During the Second World War, Kurt Aronade initially stayed in Denmark, but fled to Sweden after the German occupation in 1940. There he lived in Björskog and worked as a labourer in 1944. In the same year, his daughter Ruth was born, his daughter with Susi Gabriele Wergert.
Kurt Aronade was the only one of his family to survive the Shoah. He emigrated to Israel with his family in 1949. He died on 16 January 1993 in Netanya, where he was laid to rest.
Text and picture: D. Ristau
Günther Aronade (1918-1944)
Persecuted as "Jewish"
Stumbling stone inscription:
HERE LIVED
GÜNTHER
ARONADE
JG. 1918
'PROTECTIVE CUSTODY' 1938
BUCHENWALD CONCENTRATION CAMP
ESCAPE 1939 HOLLAND
INTERNED IN WESTERBORK
DEPORTED 1944
AUSCHWITZ
MURDERED
Günther Ernst Aronade was born in Katowice on 19 March 1918. Like his brother Kurt, he attended school in Radebeul. He celebrated his bar mitzvah on 28 March 1931.

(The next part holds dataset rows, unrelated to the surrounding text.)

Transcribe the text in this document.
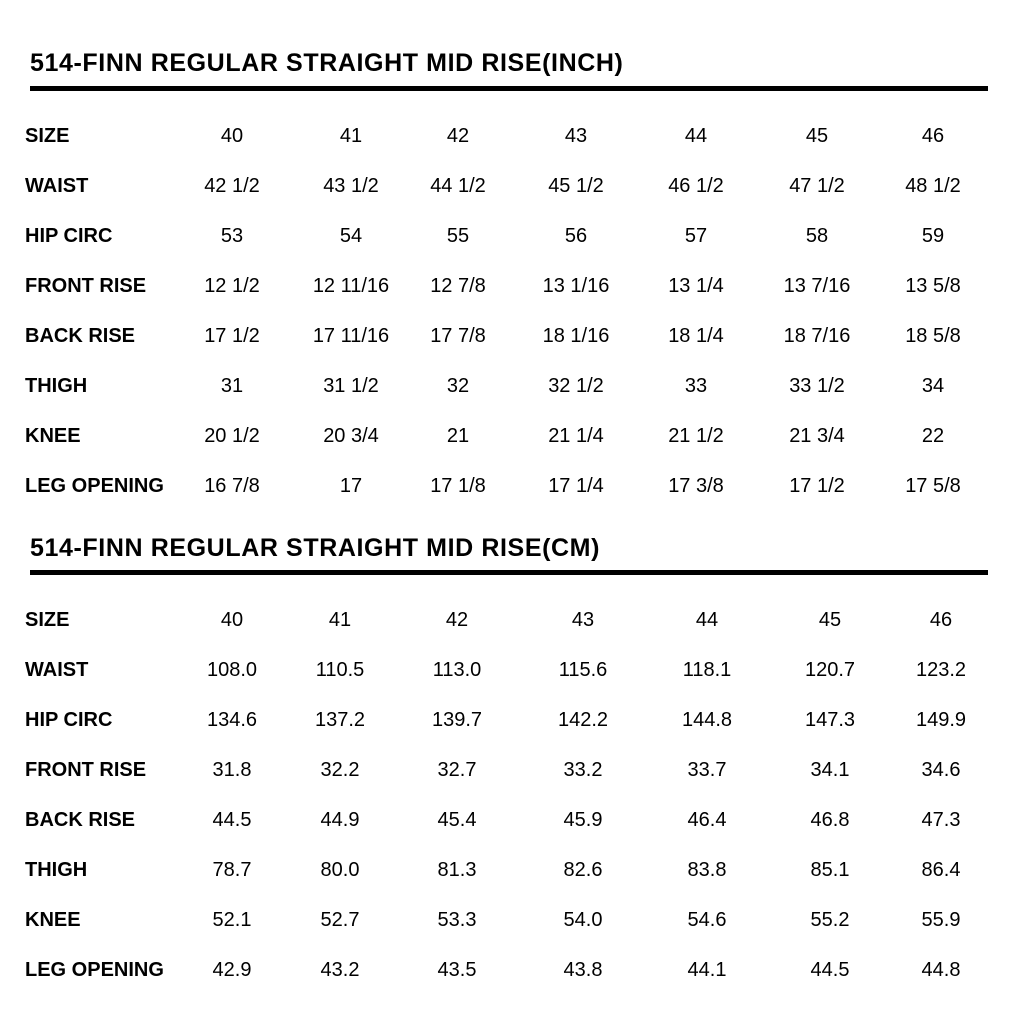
514-FINN REGULAR STRAIGHT MID RISE(INCH)
SIZE	40	41	42	43	44	45	46
WAIST	42 1/2	43 1/2	44 1/2	45 1/2	46 1/2	47 1/2	48 1/2
HIP CIRC	53	54	55	56	57	58	59
FRONT RISE	12 1/2	12 11/16	12 7/8	13 1/16	13 1/4	13 7/16	13 5/8
BACK RISE	17 1/2	17 11/16	17 7/8	18 1/16	18 1/4	18 7/16	18 5/8
THIGH	31	31 1/2	32	32 1/2	33	33 1/2	34
KNEE	20 1/2	20 3/4	21	21 1/4	21 1/2	21 3/4	22
LEG OPENING	16 7/8	17	17 1/8	17 1/4	17 3/8	17 1/2	17 5/8
514-FINN REGULAR STRAIGHT MID RISE(CM)
SIZE	40	41	42	43	44	45	46
WAIST	108.0	110.5	113.0	115.6	118.1	120.7	123.2
HIP CIRC	134.6	137.2	139.7	142.2	144.8	147.3	149.9
FRONT RISE	31.8	32.2	32.7	33.2	33.7	34.1	34.6
BACK RISE	44.5	44.9	45.4	45.9	46.4	46.8	47.3
THIGH	78.7	80.0	81.3	82.6	83.8	85.1	86.4
KNEE	52.1	52.7	53.3	54.0	54.6	55.2	55.9
LEG OPENING	42.9	43.2	43.5	43.8	44.1	44.5	44.8
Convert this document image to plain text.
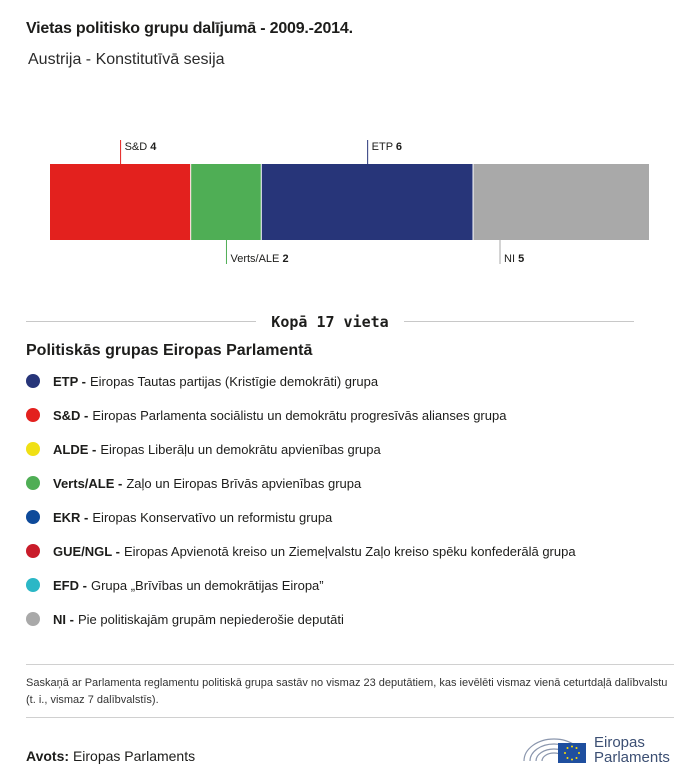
Vietas politisko grupu dalījumā - 2009.-2014.
Austrija - Konstitutīvā sesija
S&D 4
Verts/ALE 2
ETP 6
NI 5
Kopā 17 vieta
Politiskās grupas Eiropas Parlamentā
ETP - Eiropas Tautas partijas (Kristīgie demokrāti) grupa
S&D - Eiropas Parlamenta sociālistu un demokrātu progresīvās alianses grupa
ALDE - Eiropas Liberāļu un demokrātu apvienības grupa
Verts/ALE - Zaļo un Eiropas Brīvās apvienības grupa
EKR - Eiropas Konservatīvo un reformistu grupa
GUE/NGL - Eiropas Apvienotā kreiso un Ziemeļvalstu Zaļo kreiso spēku konfederālā grupa
EFD - Grupa „Brīvības un demokrātijas Eiropa”
NI - Pie politiskajām grupām nepiederošie deputāti
Saskaņā ar Parlamenta reglamentu politiskā grupa sastāv no vismaz 23 deputātiem, kas ievēlēti vismaz vienā ceturtdaļā dalībvalstu (t. i., vismaz 7 dalībvalstīs).
Avots: Eiropas Parlaments
Eiropas
Parlaments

A talented table tennis player, Aronade initially belonged to the Radebeul ball games club. After the exclusion of Jews from general clubs, he joined the Jewish sports club Schild Dresden. In 1938, he became Württemberg champion in a tournament of Jewish sports clubs.

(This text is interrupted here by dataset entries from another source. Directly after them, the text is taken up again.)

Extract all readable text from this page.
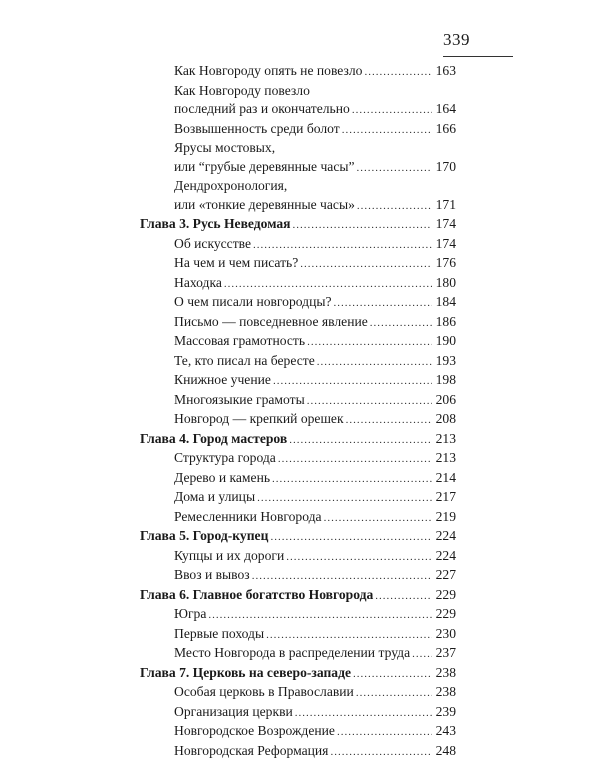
339
Как Новгороду опять не повезло .....	163
Как Новгороду повезло
последний раз и окончательно .....	164
Возвышенность среди болот .....	166
Ярусы мостовых,
или “грубые деревянные часы” .....	170
Дендрохронология,
или «тонкие деревянные часы» .....	171
Глава 3. Русь Неведомая .....	174
Об искусстве .....	174
На чем и чем писать? .....	176
Находка .....	180
О чем писали новгородцы? .....	184
Письмо — повседневное явление .....	186
Массовая грамотность .....	190
Те, кто писал на бересте .....	193
Книжное учение .....	198
Многоязыкие грамоты .....	206
Новгород — крепкий орешек .....	208
Глава 4. Город мастеров .....	213
Структура города .....	213
Дерево и камень .....	214
Дома и улицы .....	217
Ремесленники Новгорода .....	219
Глава 5. Город-купец .....	224
Купцы и их дороги .....	224
Ввоз и вывоз .....	227
Глава 6. Главное богатство Новгорода .....	229
Югра .....	229
Первые походы .....	230
Место Новгорода в распределении труда ..... 237
Глава 7. Церковь на северо-западе .....	238
Особая церковь в Православии .....	238
Организация церкви .....	239
Новгородское Возрождение .....	243
Новгородская Реформация .....	248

Around 1938, he lived in Heidelberg, presumably to study interpreting. During the November pogroms, Günther Aronade was deported to Buchenwald concentration camp and only released on 27 January 1939. Shortly afterwards, he left Germany and emigrated to the Netherlands. From 8 March 1939, he lived in the Werkdorp Wieringen, a training centre for Jewish emigrants to Palestine. After the Werkdorp was closed in 1941, Aronade moved to Amsterdam. There he married Elsa Heymann in July 1942. Among other things, he worked as a stoker for the Amsterdam Jewish Council set up by the German occupying authorities.
Günther Aronade was arrested on 20 June 1943 and taken to the Westerbork camp. He managed to escape in September 1943. However, when he and his wife tried to reach the unoccupied south of France, they were caught and sent to Moulins prison. Günther Aronade was then transferred to the Drancy camp. On 10 February 1944, he was deported from there to Auschwitz. There he was classified as fit for work, given a tattooed prisoner number and forced to perform forced labour. He contracted typhus in the camp. The exact date and circumstances of his death are unknown.
His wife Elsa Aronade survived the Holocaust, emigrated to Israel and later campaigned for the memory of Günther Aronade.